One of the more important things I learned in graduate school that applies to my work in the software industry is precision. When I talk about precision, I mean being very clear about what you are claiming (or not claiming).

Earlier today, I read this question at the Scrum Development group which illustrates why it is important to be precise in your language:

“Can the product owner post tasks that are poorly defined and require the team to take the tasks?”

My first response was to answer the question, but then it really was not clear if the poster was asking if it was allowable for the Product Owner to put items into the Sprint Backlog or the Product Backlog. Where the imprecision started was on the terms “task” and “require”.

In Scrum, tasks are identified by the Team in the Sprint Backlog. In that context, Scrum is very clear; the Product Owner cannot post tasks into the Sprint Backlog and “require” the Team to do anything. The Sprint Backlog is owned completely by the Team (because they are self-managing) and they have the final say of what goes in and what goes out. The Product Owner might suggest tasks and may even have a list of things they think the Team might need to do, but in the end, it is the Team’s responsibility to fill the Sprint Backlog with tasks that complete the Product Owner’s goals for that Sprint.

What confused me next were the words “tasks that are poorly defined”. Could the poster be referring to the Product Backlog? In that context, the Product Owner does have the authority to have items “poorly defined” (it is their Backlog, so it can be in any form they want) and can ask the Team to accept these loosely defined items into the Sprint. However, like most everything I have studied about Agile software development, there is a balance here. In exchange for allowing the Product Owner to have things loosely defined, the Team must accept the responsibility to ask enough questions to understand the exit criteria, the requirements and gather enough information to make a commitment. If the Product Owner cannot provide enough detail at Sprint Planning to satisfy these three conditions, then the Team can turn back the request.
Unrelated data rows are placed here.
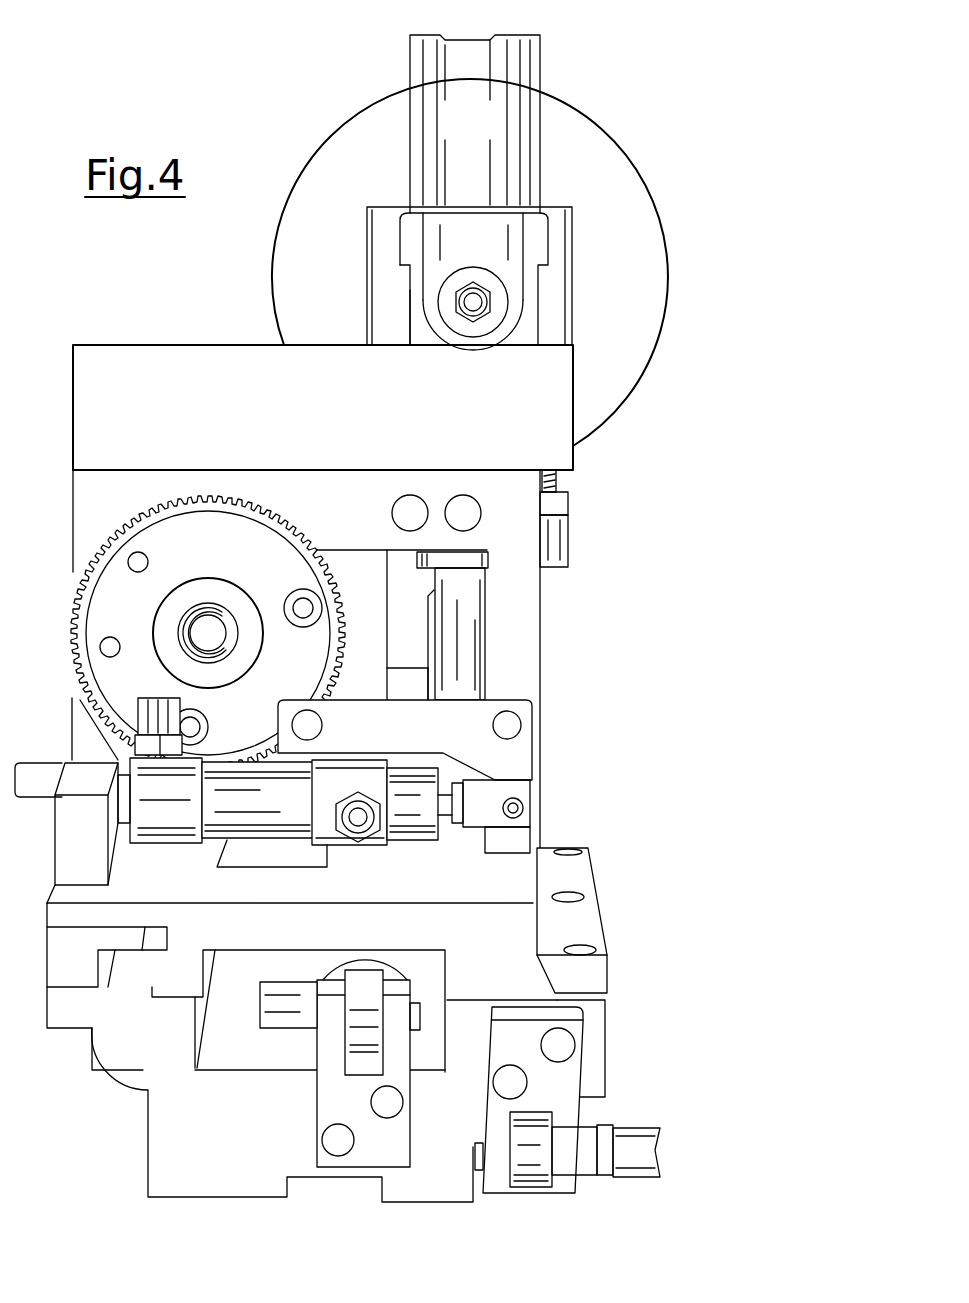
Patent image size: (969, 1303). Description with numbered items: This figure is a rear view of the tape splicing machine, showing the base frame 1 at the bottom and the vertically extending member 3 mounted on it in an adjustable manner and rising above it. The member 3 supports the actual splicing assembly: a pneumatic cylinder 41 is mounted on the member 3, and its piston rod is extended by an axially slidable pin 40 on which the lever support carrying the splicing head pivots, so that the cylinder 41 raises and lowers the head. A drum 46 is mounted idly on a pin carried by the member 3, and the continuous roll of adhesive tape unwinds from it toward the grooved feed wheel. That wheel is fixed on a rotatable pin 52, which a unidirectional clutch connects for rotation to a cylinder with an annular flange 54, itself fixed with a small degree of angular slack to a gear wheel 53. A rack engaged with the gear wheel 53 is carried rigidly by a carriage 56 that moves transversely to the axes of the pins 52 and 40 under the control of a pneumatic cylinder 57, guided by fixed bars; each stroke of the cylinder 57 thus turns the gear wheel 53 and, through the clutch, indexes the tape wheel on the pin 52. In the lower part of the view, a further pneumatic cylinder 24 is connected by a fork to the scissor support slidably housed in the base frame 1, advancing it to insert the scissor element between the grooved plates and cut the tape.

The base frame 1 is at (223, 1128).
The vertically extending member 3 is at (525, 630).
The pneumatic cylinder 24 is at (370, 990).
The axially slidable pin 40 is at (475, 672).
The pneumatic cylinder 41 is at (441, 75).
The drum 46 is at (642, 213).
The rotatable pin 52 is at (213, 632).
The gear wheel 53 is at (137, 527).
The cylinder with an annular flange 54 is at (252, 540).
The carriage 56 is at (353, 717).
The pneumatic cylinder 57 is at (260, 815).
“Can the product owner post tasks that are poorly defined into the Sprint Backlog and require the team to take the tasks?”

If the original poster had written something more precise (with the correct application of Scrum vocabulary) we could have saved so much time in learning about the problem.

“Can the product owner post tasks that are poorly defined into the Product Backlog and require the team to take these as tasks into the Sprint Backlog?

The extra precision describe different problems faced by this Team and the remedy (if one needs to be applied) may be quite different.